Tomorrow, Mr Coveney and Minister for Justice, Helen McEntee, will meet the Northern Ireland Secretary of State, Brandon Lewis, and Northern Ireland Office minster Conor Burns in a formal meeting of the British Irish Intergovernmental Council.
As well as the political and security situation in Northern Ireland, the ministers will discuss the British proposals on dealing with the legacy of the Troubles.
This includes a UK government proposal to introduce a statute of limitations that would effectively end all prosecutions related to The Troubles up until the signing of the Good Friday Agreement.
Mr Coveney said: "We don't support that approach. No party in Northern Ireland does. And none of the victims groups do either. But we are, as a Government, of course willing to work with the British government in partnership to try to find a basis for consensus.
"Don't forget, back in 2015, we agreed how to deal with legacy capacity in some detail in the Stormont House agreement. The British government wants to move away from that agreement.

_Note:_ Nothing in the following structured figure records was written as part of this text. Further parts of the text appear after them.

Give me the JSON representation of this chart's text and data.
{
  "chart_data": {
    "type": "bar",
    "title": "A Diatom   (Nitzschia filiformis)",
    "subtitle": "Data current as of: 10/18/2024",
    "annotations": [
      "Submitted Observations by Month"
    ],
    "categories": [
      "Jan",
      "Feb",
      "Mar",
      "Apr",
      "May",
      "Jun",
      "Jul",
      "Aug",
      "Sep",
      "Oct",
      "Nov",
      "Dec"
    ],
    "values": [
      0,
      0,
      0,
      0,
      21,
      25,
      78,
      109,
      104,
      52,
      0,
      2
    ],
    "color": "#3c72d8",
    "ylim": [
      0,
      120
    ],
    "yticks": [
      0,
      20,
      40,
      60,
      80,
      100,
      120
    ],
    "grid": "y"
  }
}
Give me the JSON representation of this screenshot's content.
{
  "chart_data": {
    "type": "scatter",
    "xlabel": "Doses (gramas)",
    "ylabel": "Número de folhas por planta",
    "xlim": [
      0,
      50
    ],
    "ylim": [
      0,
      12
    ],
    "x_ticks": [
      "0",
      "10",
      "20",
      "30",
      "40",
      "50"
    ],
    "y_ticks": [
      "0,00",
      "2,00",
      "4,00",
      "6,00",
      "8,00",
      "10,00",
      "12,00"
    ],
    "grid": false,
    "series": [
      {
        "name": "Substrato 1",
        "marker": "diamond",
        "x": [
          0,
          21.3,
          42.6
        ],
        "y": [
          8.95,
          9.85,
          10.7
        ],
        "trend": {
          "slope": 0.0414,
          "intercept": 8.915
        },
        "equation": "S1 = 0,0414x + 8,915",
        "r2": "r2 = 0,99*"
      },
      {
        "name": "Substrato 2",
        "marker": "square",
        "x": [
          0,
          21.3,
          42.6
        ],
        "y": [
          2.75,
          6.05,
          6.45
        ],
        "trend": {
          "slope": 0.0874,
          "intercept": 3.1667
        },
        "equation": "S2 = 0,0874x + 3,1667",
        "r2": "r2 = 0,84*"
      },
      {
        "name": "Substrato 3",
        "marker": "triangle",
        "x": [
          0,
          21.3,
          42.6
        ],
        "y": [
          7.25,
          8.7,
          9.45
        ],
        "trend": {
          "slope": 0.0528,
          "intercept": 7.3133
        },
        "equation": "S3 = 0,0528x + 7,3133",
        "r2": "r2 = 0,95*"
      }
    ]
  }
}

"We are open to talking to them about that, but it's got to be done on the basis of consensus and agreement with politicians, and most importantly victims groups in Northern Ireland."
He added: "I certainly hope that the British government is not going to move ahead and act unilaterally against the wishes of everybody else who has been part of this process, who want to see a different approach ..."
Earlier, French President Emmanuel Macron said the Northern Ireland Protocol was a "question of war and peace for Ireland" and an existential question for Europeans.
Speaking to the EU Committee of the Regions, President Macron said: "The Protocol is of existential importance for Europe not to compromise when it comes to our single market, the integrity of that, otherwise there are no longer any rules at the borders.
"It's a question of war and peace for Ireland. So we should avoid any temptation to be less than serious.
"And so I think that we should not play with this issue, but it is an issue that we will deal with in Europe in a united way as from day one whether it's fisheries, or the Irish agreements, or migration.
"All of these are issues between the EU and the United Kingdom."
Mr Macron - who has clashed in recent weeks with the British prime minister Boris Johnson over migration across the English Channel and fisheries - said the Protocol was fundamentally about how to reconcile the Good Friday Agreement and the integrity of the EU's single market.
"That's the debate we’ve been having for many months with our British friends," he said.
Also today, European Commission vice president Maros Sefcovic urged the UK to "reciprocate" in talks over the Northern Ireland Protocol.
Mr Sefcovic insisted the benefits of the protocol are "immense", offering Northern Ireland access to EU and UK markets.
He was speaking as he appeared remotely before the Northern Ireland Assembly's Executive Committee.
Mr Sefcovic said he wanted to "reaffirm the EU's overarching objective to establish a positive and stable relationship with the United Kingdom".
"We have been showing flexibility and creativity in finding solutions within the framework of the protocol," he added.
The protocol is "not perfect but it is the best response to the UK's decision to withdraw from EU and the form of Brexit the [UK] government has chosen".
Mr Sefcovic said political and technical discussions between the EU and UK are continuing, and he will speak to the UK's chief Brexit negotiator David Frost on Friday.
"I can assure you that I am sparing no efforts to reach solutions," he told MLAs.
"We will remain calm and constructive but also firm. The EU stands united, our commitment to the Good Friday/Belfast Agreement is absolute, the key prerequisite for this is the avoidance of a hard border on the island of Ireland."